Lola Bessis: Il film è stato realmente ispirato a ciò che abbiamo potuto osservare mentre eravamo lì. Filmavamo tutto con i nostri cellulari, scene casuali prese dalla vita quotidiana, che ci affascinavano. A quel punto avevamo visto così tanti film importanti fatti senza soldi da farci decidere che anche noi potevamo fare lo stesso. E avevamo anche problemi con il visto perché ad un certo punto dovevamo tornare in Francia e ci rimanevano solo cinque mesi per fare tutto, dalla pre-produzione alle riprese. Per questo abbiamo scelto una storia molto breve e semplice da costruire intorno agli attori.
Il tema degli artisti alla soglia della maturità sembra autobiografica.
RA: Sì, il tema del raggiungimento della maggiore età lo sentiamo vicino in modo particolare perché mentre giravamo il film ci siamo fatti un bel po’ di domande sul lavoro da registi, destreggiandoci intanto tra soldi e scelte artistiche.
LB: Sì, ci siamo fatti domande come ‘che tipo di carriera artistica vorresti’ e ‘che tipo di vita speri di riuscire a tirarne fuori’: entrambi stavamo passando dall’adolescenza alla maturità, assumendoci responsabilità e così via.
Terminare questo film e seguirlo nella sua carriera ad un festival importante vi ha aiutato a sentirvi più sicuri nel fare il prossimo passo?
RA: Probabilmente, ora ci sentiamo più sicuri nel girare un film perché è stata una vera scuola per noi, piena di esperienze e con molti aspetti complicati da gestire. Ora ci sentiamo più a nostro agio con le nostre storie, ad esempio, sui “cosa” e “come” raccontare.
LB: Certo, abbiamo imparato molto, sia lavorando sul set con gli attori che in termini di produzione di un film, come si trovano finanziamenti e così via. Allo stesso tempo, questo film ci ha aperto molte porte, ora abbiamo molti contatti e molti produttori interessati al nostro prossimo progetto. E allora sì, ci sentiamo più sicuri ma, allo stesso tempo, questo è un lavoro in cui non ci si può mai sentire troppo sicuri.
Il film ha debuttato all’SXSW prima della prima europea a Rotterdam e decine di altri festival in tutto il mondo. Le reazioni dei diversi tipi di pubblico sono state differenti?
RA: Sì, nel modo più assoluto. Gli americani reagiscono a tutto in maniera eccessiva…
LB: Sì, ridono sempre anche quando non c’è nulla da ridere …
RA: … Noi ci divertiamo, ma alla fine, non sai mai se gli è piaciuto davvero o no.

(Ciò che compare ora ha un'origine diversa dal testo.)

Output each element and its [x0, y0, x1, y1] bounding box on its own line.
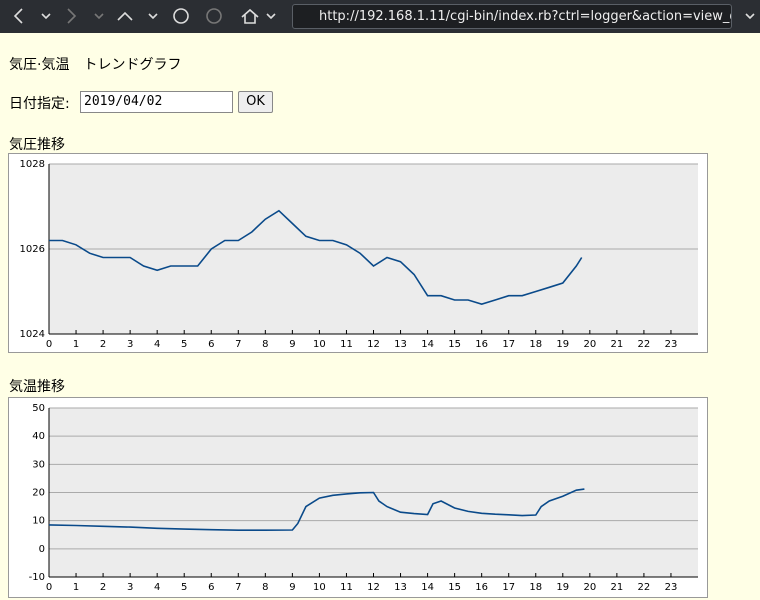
x-tick-label: 14	[421, 582, 434, 593]
url-bar[interactable]: http://192.168.1.11/cgi-bin/index.rb?ctr…	[292, 4, 732, 29]
x-tick-label: 22	[638, 582, 651, 593]
toolbar: http://192.168.1.11/cgi-bin/index.rb?ctr…	[0, 0, 760, 33]
x-tick-label: 4	[154, 582, 160, 593]
x-tick-label: 15	[448, 339, 461, 350]
x-tick-label: 12	[367, 339, 380, 350]
x-tick-label: 10	[313, 339, 326, 350]
home-button[interactable]	[241, 8, 259, 24]
date-input[interactable]: 2019/04/02	[80, 91, 233, 113]
x-tick-label: 13	[394, 339, 407, 350]
x-tick-label: 0	[46, 339, 52, 350]
x-tick-label: 10	[313, 582, 326, 593]
x-tick-label: 7	[235, 339, 241, 350]
x-tick-label: 22	[638, 339, 651, 350]
data-line	[48, 488, 585, 531]
y-tick-label: 30	[32, 459, 45, 470]
y-tick-label: 50	[32, 403, 45, 414]
x-tick-label: 19	[556, 582, 569, 593]
forward-button[interactable]	[67, 8, 77, 24]
x-tick-label: 11	[340, 339, 353, 350]
chart-title: 気圧推移	[9, 137, 65, 153]
y-tick-label: 20	[32, 488, 45, 499]
y-tick-label: 1024	[20, 329, 45, 340]
x-tick-label: 17	[502, 339, 515, 350]
x-tick-label: 3	[127, 582, 133, 593]
y-tick-label: 1026	[20, 244, 45, 255]
x-tick-label: 0	[46, 582, 52, 593]
home-menu[interactable]	[266, 13, 276, 20]
x-tick-label: 1	[73, 339, 79, 350]
x-tick-label: 15	[448, 582, 461, 593]
x-tick-label: 17	[502, 582, 515, 593]
x-tick-label: 12	[367, 582, 380, 593]
x-tick-label: 11	[340, 582, 353, 593]
x-tick-label: 8	[262, 582, 268, 593]
forward-menu[interactable]	[94, 13, 104, 20]
x-tick-label: 20	[583, 339, 596, 350]
chart-title: 気温推移	[9, 379, 65, 395]
x-tick-label: 19	[556, 339, 569, 350]
x-tick-label: 6	[208, 582, 214, 593]
x-tick-label: 2	[100, 339, 106, 350]
x-tick-label: 3	[127, 339, 133, 350]
up-button[interactable]	[117, 11, 133, 21]
y-tick-label: 1028	[20, 159, 45, 170]
x-tick-label: 4	[154, 339, 160, 350]
x-tick-label: 6	[208, 339, 214, 350]
x-tick-label: 2	[100, 582, 106, 593]
date-label: 日付指定:	[9, 96, 70, 112]
y-tick-label: 10	[32, 516, 45, 527]
x-tick-label: 20	[583, 582, 596, 593]
data-line	[49, 209, 583, 306]
x-tick-label: 9	[289, 582, 295, 593]
x-tick-label: 5	[181, 339, 187, 350]
x-tick-label: 13	[394, 582, 407, 593]
x-tick-label: 16	[475, 582, 488, 593]
x-tick-label: 1	[73, 582, 79, 593]
url-menu[interactable]	[745, 13, 755, 20]
x-tick-label: 14	[421, 339, 434, 350]
x-tick-label: 8	[262, 339, 268, 350]
x-tick-label: 9	[289, 339, 295, 350]
back-button[interactable]	[13, 8, 23, 24]
x-tick-label: 21	[611, 339, 624, 350]
back-menu[interactable]	[41, 13, 51, 20]
y-tick-label: 0	[39, 544, 45, 555]
stop-button[interactable]	[206, 8, 222, 24]
ok-button[interactable]: OK	[238, 91, 273, 113]
heading: 気圧·気温 トレンドグラフ	[9, 57, 182, 73]
y-tick-label: -10	[29, 572, 45, 583]
y-tick-label: 40	[32, 431, 45, 442]
x-tick-label: 23	[665, 582, 678, 593]
x-tick-label: 23	[665, 339, 678, 350]
x-tick-label: 7	[235, 582, 241, 593]
x-tick-label: 21	[611, 582, 624, 593]
up-menu[interactable]	[148, 13, 158, 20]
x-tick-label: 5	[181, 582, 187, 593]
x-tick-label: 18	[529, 339, 542, 350]
x-tick-label: 18	[529, 582, 542, 593]
reload-button[interactable]	[173, 8, 189, 24]
x-tick-label: 16	[475, 339, 488, 350]
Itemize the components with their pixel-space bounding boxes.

LB: Ed è sempre un po’ strano proiettare un film in Europa perché il pubblico europeo non reagisce così tanto. Soprattutto a Rotterdam e nel nord in generale, non reagisce per niente, c’è un silenzio totale, ma questo non significa che non gli sia piaciuto perché quando escono dicono: “Oh, l’ho adorato, ero così commosso” e così via. L’unica cosa è che non lo avverti nella sala.
RA: A parte questo, credo sia una questione di tolleranza. Negli Stati Uniti, non sono così critici come noi, accettano ciò che vedono e ne parlano così com’è. Ti possono mettere alla prova, contestare ma non in maniera cattiva. Il pubblico europeo invece è molto più diretto.